In der Gemeinde Oberägeri im Kanton Zug wurde im Juni 2017 eine Top Performance Rohrleitung mit 2200 mm Durchmesser verlegt. Sie dient als Durchlass unter einer Kantonsstrasse und transportiert dank der besonders haltbaren Innenschicht aus Polyurethan Niederschlagswasser mit abrasivem Geröll auf sicherem Weg ab.

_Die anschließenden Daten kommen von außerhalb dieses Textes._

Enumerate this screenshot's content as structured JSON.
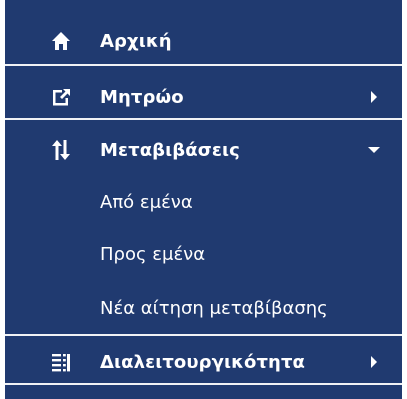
{
  "menu": {
    "items": [
      {
        "label": "Αρχική",
        "icon": "home-icon"
      },
      {
        "label": "Μητρώο",
        "icon": "external-link-icon",
        "arrow": "chevron-right-icon"
      },
      {
        "label": "Μεταβιβάσεις",
        "icon": "transfer-arrows-icon",
        "arrow": "caret-down-icon"
      },
      {
        "label": "Διαλειτουργικότητα",
        "icon": "list-icon",
        "arrow": "chevron-right-icon"
      }
    ],
    "subitems": [
      {
        "label": "Από εμένα"
      },
      {
        "label": "Προς εμένα"
      },
      {
        "label": "Νέα αίτηση μεταβίβασης"
      }
    ]
  },
  "colors": {
    "background": "#203a70",
    "divider": "#f0f2f5",
    "text": "#ffffff"
  }
}
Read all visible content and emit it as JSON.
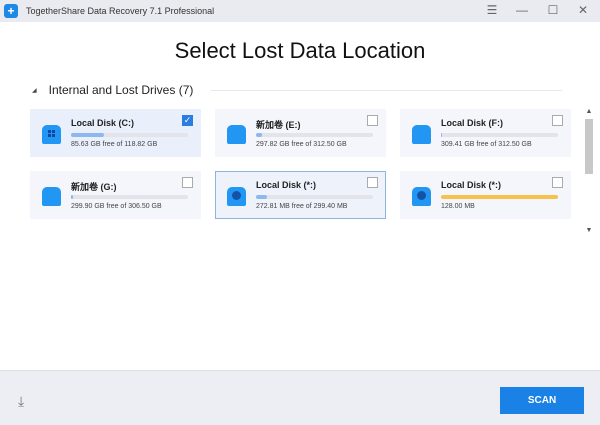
{
  "window": {
    "title": "TogetherShare Data Recovery 7.1 Professional",
    "menu_icon": "☰",
    "minimize_icon": "—",
    "maximize_icon": "☐",
    "close_icon": "✕"
  },
  "heading": "Select Lost Data Location",
  "section": {
    "title": "Internal and Lost Drives (7)"
  },
  "drives": [
    {
      "name": "Local Disk (C:)",
      "size": "85.63 GB free of 118.82 GB",
      "used_percent": 28,
      "checked": true,
      "icon": "windows-disk-icon",
      "bar_color": "#8cb8ef"
    },
    {
      "name": "新加卷 (E:)",
      "size": "297.82 GB free of 312.50 GB",
      "used_percent": 5,
      "checked": false,
      "icon": "disk-icon",
      "bar_color": "#8cb8ef"
    },
    {
      "name": "Local Disk (F:)",
      "size": "309.41 GB free of 312.50 GB",
      "used_percent": 1,
      "checked": false,
      "icon": "disk-icon",
      "bar_color": "#8cb8ef"
    },
    {
      "name": "新加卷 (G:)",
      "size": "299.90 GB free of 306.50 GB",
      "used_percent": 2,
      "checked": false,
      "icon": "disk-icon",
      "bar_color": "#8cb8ef"
    },
    {
      "name": "Local Disk (*:)",
      "size": "272.81 MB free of 299.40 MB",
      "used_percent": 9,
      "checked": false,
      "icon": "lost-disk-icon",
      "bar_color": "#8cb8ef"
    },
    {
      "name": "Local Disk (*:)",
      "size": "128.00 MB",
      "used_percent": 100,
      "checked": false,
      "icon": "lost-disk-icon",
      "bar_color": "#f7c14c"
    }
  ],
  "footer": {
    "scan_label": "SCAN"
  }
}
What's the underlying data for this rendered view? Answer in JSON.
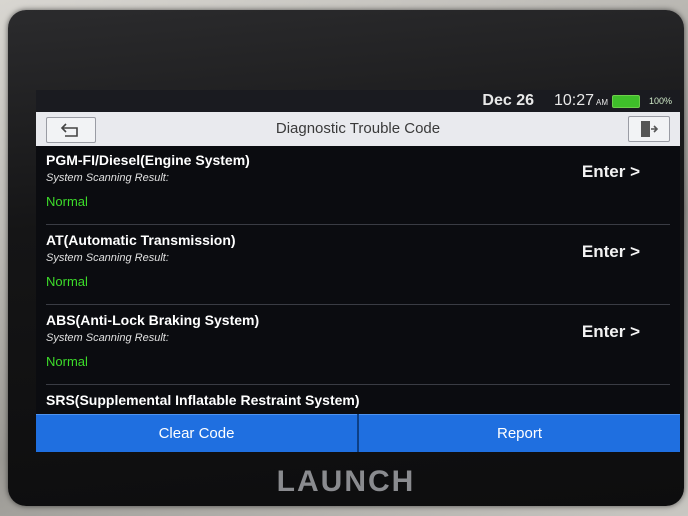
{
  "status_bar": {
    "date": "Dec 26",
    "time": "10:27",
    "ampm": "AM",
    "battery": "100%"
  },
  "header": {
    "title": "Diagnostic Trouble Code"
  },
  "systems": [
    {
      "name": "PGM-FI/Diesel(Engine System)",
      "subtitle": "System Scanning Result:",
      "status": "Normal",
      "action": "Enter >"
    },
    {
      "name": "AT(Automatic Transmission)",
      "subtitle": "System Scanning Result:",
      "status": "Normal",
      "action": "Enter >"
    },
    {
      "name": "ABS(Anti-Lock Braking System)",
      "subtitle": "System Scanning Result:",
      "status": "Normal",
      "action": "Enter >"
    },
    {
      "name": "SRS(Supplemental Inflatable Restraint System)"
    }
  ],
  "footer": {
    "clear_label": "Clear Code",
    "report_label": "Report"
  },
  "brand": "LAUNCH",
  "colors": {
    "accent_button": "#1f6fe0",
    "status_normal": "#3ddc2a"
  }
}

Bergwasser mit vielen scharfkantigen Steinen, eine hohe zu erwartende Wassermenge, 12% Gefälle und eine Kantonsstrasse, die auf den für Ausflüge beliebten Ratenpass führt: Der Bau einer Bachunterführung unter diesen Rahmenbedingungen stellt eine echte Herausforderung dar, die sowohl planerische Umsicht als auch ein hochwertiges, passendes Rohrmaterial erfordert. Beides wurde beim Projekt Oberägeri erfolgreich kombiniert und damit eine optimale Lösung geschaffen. Das Zuger Ingenieurbüro Gruner Berchtold Eicher AG plante den Bau des Durchlasses in zwei Etappen, um einen regulierten Verkehr auf der Kantonsstrasse zu ermöglichen.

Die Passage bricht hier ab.